このように中国でも日本でも「義」というのは、共通の思想というべきものかもしれない。「義」に対する態度で自己中心型と自己滅却型の違いはあるにせよ、両民族に共通して流れる思想が「義」であったことにはあまり異存はないであろう。最近では日本でも中国でもこの言葉はいささか古臭い響きから、少し敬遠されてくるようになったようだ。
中国では古くからつい先日まで、「忠、孝、節、義」という言葉が、「仁」という言葉ともに人間の行動・生き方の規範として語られてきた。日本でも同じようにこれらの言葉が人々の生活に深く根ざしていた。しかし日本では、明治維新以降、この言葉は重きを失い、中国では文化大革命によって、孔子と共に葬り去られた。
一方、日本では最近起こるさまざまな事件を眺めていると、それに関係する人々の間にその人なりの「大儀」があるようには思われない。もちろん犯罪における「大儀」は第3者から見た時、「言い訳」に過ぎない場合が多い。
しかし少し前は、それでも良いか悪いかは別にして、誰でも「言い訳」をしていたように思う。しかし最近その「言い訳」が聞かれなくなって、やたら弁護士の「心神喪失」という第3者的な言い訳ばかりが目立つようになった。

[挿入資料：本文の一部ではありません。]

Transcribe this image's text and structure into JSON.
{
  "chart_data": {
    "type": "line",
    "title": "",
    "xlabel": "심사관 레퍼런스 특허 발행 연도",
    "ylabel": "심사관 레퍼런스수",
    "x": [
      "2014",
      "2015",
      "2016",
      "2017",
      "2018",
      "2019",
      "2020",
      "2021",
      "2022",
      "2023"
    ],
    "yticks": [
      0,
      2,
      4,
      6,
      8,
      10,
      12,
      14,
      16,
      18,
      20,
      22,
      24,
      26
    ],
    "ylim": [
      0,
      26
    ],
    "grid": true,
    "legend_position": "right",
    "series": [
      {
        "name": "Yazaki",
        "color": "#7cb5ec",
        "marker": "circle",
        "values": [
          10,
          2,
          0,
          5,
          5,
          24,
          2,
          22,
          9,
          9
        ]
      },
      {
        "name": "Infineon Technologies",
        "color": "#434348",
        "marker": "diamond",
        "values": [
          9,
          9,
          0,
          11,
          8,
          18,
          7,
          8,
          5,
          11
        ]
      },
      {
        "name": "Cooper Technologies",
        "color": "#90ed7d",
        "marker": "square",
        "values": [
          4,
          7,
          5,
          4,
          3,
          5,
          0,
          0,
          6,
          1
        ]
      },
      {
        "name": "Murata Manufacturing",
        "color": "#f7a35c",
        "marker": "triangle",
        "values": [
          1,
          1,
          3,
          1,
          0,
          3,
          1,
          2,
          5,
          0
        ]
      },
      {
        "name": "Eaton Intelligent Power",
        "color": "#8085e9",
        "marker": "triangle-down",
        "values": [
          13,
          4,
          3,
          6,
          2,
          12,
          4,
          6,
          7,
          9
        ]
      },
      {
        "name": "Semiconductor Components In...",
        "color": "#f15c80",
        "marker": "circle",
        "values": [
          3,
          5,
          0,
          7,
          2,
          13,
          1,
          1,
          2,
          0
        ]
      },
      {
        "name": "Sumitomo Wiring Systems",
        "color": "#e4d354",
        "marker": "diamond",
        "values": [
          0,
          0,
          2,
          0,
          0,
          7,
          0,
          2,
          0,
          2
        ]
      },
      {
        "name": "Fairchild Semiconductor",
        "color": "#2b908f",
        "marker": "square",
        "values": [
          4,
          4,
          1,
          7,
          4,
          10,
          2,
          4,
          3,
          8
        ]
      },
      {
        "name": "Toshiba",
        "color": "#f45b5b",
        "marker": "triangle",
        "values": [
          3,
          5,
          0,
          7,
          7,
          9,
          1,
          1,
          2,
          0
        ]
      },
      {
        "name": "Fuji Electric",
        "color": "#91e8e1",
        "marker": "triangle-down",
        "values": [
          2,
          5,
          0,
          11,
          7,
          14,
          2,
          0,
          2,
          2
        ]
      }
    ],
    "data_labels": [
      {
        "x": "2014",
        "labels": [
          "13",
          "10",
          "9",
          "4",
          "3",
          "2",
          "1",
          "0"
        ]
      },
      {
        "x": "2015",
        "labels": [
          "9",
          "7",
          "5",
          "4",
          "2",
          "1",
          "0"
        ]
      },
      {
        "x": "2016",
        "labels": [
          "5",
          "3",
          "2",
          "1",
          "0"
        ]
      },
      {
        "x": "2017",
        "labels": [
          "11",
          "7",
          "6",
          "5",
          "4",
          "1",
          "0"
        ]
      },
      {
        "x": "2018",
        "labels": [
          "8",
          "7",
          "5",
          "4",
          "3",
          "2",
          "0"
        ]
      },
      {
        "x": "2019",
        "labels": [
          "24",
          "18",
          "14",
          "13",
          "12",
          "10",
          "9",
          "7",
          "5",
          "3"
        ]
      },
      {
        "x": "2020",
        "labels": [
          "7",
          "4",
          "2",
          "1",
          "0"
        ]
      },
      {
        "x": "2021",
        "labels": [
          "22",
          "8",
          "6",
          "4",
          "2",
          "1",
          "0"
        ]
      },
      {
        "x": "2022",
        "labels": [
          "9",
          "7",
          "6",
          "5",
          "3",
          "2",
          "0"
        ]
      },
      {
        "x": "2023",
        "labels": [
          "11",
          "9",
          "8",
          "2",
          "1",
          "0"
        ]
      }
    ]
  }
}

要は世の中が余り深く考えなくなった、つめて考えなくなった風潮の結果かもしれない。悲しいことだ。
だがその中国を歩いてみて、まだこの旧思想と批判された言葉が言葉としてだけでなく、具体的な行動の指針として人々の間に息づいていることが分かり、人間は捨てたものではないと改めて感じている。
日本と違うのは、中国は日本ほど資本主義に毒されていないのかもしれない。
さて、今日は「義」という文字の由来・語源に焦点を当ててみたい。
ここで再び唐漢氏に登場願う。彼曰く、
甲骨文字「義」 |
金文「義」 |
ここで「羊」はこの種の頭上にある大きく湾曲した角を指す。その意味は羊の統率指導権や交配優先権を表すものだと解釈されている。
そして「我」というのは古代の長い柄の一種の兵器のことであるが、形が美しく作られ実際の戦闘には不向きで、軍隊の標識用に作られたものだとしている。したがって「義」という字は、本来は「羊」の頭を指し自分あるいはグループの権力、戦闘に向かう集団の権力の誇示に並べたものであろうということである。
このことから「義」は情理・正義に合致した名目の立つ出兵を示し、公正適切な言行を指すようになったということである。
このことから考えると先ごろのアメリカ・イギリスなどのイラク攻撃には一体いかなる「義」が存在したのだろう。一旦この「義」が地に捨てられてしまうと、後は強肉弱食のカオスの世界しか残らない。
このことを「天地人」の作者は最も言いたかったのではないだろうか。